For centuries, people have chewed willow bark to relieve pain, but scientists at the chemical company Bayer didn’t isolate its active ingredient until the 1800s and eventually patented it. its modified version as Aspirin.
Aspirin is just one example of a drug derived from natural sources. In fact, the World Health Organization estimates that about 40% of modern pharmaceuticals have roots in treatments used by our ancestors.
Even with this impressive success of harnessing nature’s bounty, scientists estimate that they have discovered only a small fraction of natural chemical compounds that could be developed into powerful medicines.
In part this is because identifying, isolating and testing molecules from nature is complex and more time-consuming than synthesizing new compounds in a laboratory.
Viswa Colluru, an early employee of Recursion Pharmaceuticals, which went public in 2021, decided that artificial intelligence and other techniques can speed up the process of discovering new drugs from nature.
In 2019, Colluru left Recursion to start Enveda Biosciencesa Boulder, Colorado-based biotech that analyzes plant chemistry to discover potential drugs.
Colluru told TechCrunch that Enveda tapped into all the digital information in the world about how people in different cultures have used plants to treat pain and disease.
“We found that geographically separated cultures from around the world were much more likely to use similar plants for similar diseases and symptoms, even though they never spoke to each other,” he said. “They discovered that a certain plant helps a stomachache or a certain plant helps like a fever or a headache, and that’s literally thousands of years of experiential human wisdom.”
Today, the company’s database has 38,000 medicinal plants linked to about 12,000 diseases and symptoms.
Once Enveda’s AI identifies plants with the highest likelihood of providing treatments, team members assemble the materials and test them using the company’s lab and AI model. Unlike traditional methods for studying single molecules, Enveda’s transformer model can decipher the “chemical language” of the entire sample.
“Once we know their shape, we can prioritize the right sets of molecules and say, one day it will be a drug,” Colluru said.
Enveda’s approach is starting to pay off. Two of the company’s drugs — one to treat skin conditions including eczema and the other for inflammatory bowel disease — are expected to begin clinical trials later this year, according to Colluru.
The company’s scientific progress has attracted the attention of investors. On Thursday, Enveda announced that it has raised $55 million Series B2 from new investors including Microsoft, The Nature Conservancy, Premji Invest and Lingotto Investment Fund and existing backers Kinnevik, True Ventures, FPV, Level Ventures and Jazz Venture Partners. The new funding brings the company’s total capital to $230 million.
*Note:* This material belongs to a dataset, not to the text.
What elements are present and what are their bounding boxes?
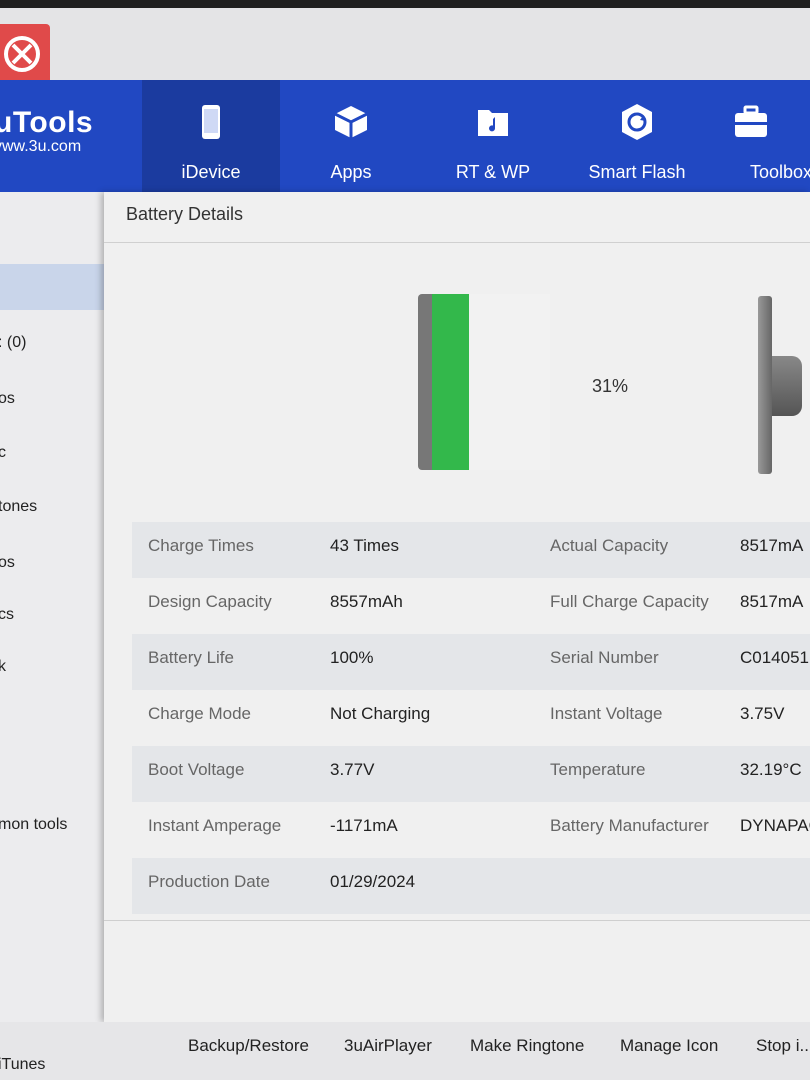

The new round allows Enveda to add long-term strategic partners to its capital slate, and the company plans to raise its Series C later this year after clinical trials begin, Colluru said.
Microsoft is also providing some cloud credits as part of the deal, but that’s separate from its cash investment, according to Colluru.
While sampling plants to find drugs is an age-old approach, Enveda is one of the few companies doing this with the help of artificial intelligence. UK-based Pangea Bio is also studying plants to discover drugs to treat neurological conditions.
Of course, much of the attention in this area has gone to marijuana and the natural sources best known for producing psilocybin in so-called “magic mushrooms” or other psychedelics that have the potential to treat mental health disorders, but Enveda doesn’t care in the study of their compounds.
“Everyone is focused on cannabis and psychedelics, which is just a small fraction of the natural world,” Colluru said. “The natural world is so rich in its chemical diversity and biological effects that studying just 100 plants is enough to yield so many potential drugs that we don’t know what to do with them.”